# Harbor Freight trailer(90154) and wheel bearings



## Andy Taylor (Jun 30, 2014)

I've read that the wheel bearings need to be re-packed during assembly. Is that true? Can it be done without damaging the seal? I'm thinking of buying this trailer to modify to haul kayaks.

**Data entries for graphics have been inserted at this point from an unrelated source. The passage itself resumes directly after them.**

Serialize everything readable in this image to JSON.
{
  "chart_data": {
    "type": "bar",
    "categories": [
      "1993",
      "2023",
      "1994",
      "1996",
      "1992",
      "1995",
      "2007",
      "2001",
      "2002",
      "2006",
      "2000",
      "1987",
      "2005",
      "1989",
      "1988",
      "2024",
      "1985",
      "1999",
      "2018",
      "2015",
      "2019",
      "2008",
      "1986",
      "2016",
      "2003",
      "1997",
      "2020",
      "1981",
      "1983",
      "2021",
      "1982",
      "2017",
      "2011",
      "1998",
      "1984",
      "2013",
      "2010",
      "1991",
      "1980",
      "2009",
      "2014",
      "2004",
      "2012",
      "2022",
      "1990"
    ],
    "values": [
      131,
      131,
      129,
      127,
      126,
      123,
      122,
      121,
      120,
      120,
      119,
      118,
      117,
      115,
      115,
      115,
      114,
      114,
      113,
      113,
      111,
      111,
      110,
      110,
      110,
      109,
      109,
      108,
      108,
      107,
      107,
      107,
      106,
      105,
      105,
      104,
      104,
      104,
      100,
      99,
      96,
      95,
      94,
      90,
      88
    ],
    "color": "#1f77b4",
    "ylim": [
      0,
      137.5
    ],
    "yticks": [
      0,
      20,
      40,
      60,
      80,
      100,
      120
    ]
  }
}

Does anyone know what size Bearing Buddies fit this trailer?

Thanks.


----------



## KMixson (Jun 30, 2014)

I would repack the bearings. I would do that on any trailer you just acquired. It is cheap insurance. The wheel seal will not be hurt sliding it off the spindle if you are careful and don't drag it across the spindle threads or something like that. I do not know on the Bearing Buddies. Sorry.


----------



## Andy Taylor (Jun 30, 2014)

Thanks


----------



## lckstckn2smknbrls (Jun 30, 2014)

In order to get the rear bearing out of the hub you will most likely destroy the rear seal. They are cheap so don't worry about it.
Most likely it uses the 1.98". The way to tell is find out what race it uses.


----------



## New River Rat (Jul 4, 2014)

[url=https://www.tinboats.net/forum/viewtopic.php?p=357746#p357746 said:


> Andy Taylor » 30 Jun 2014, 13:43[/url]Does anyone know what size Bearing Buddies fit this trailer?






This might help:

Bearing Buddy Size Chart


----------



## Andy Taylor (Jul 4, 2014)

Thanks all. I wound up buying a trailer from Farm and Fleet instead.


----------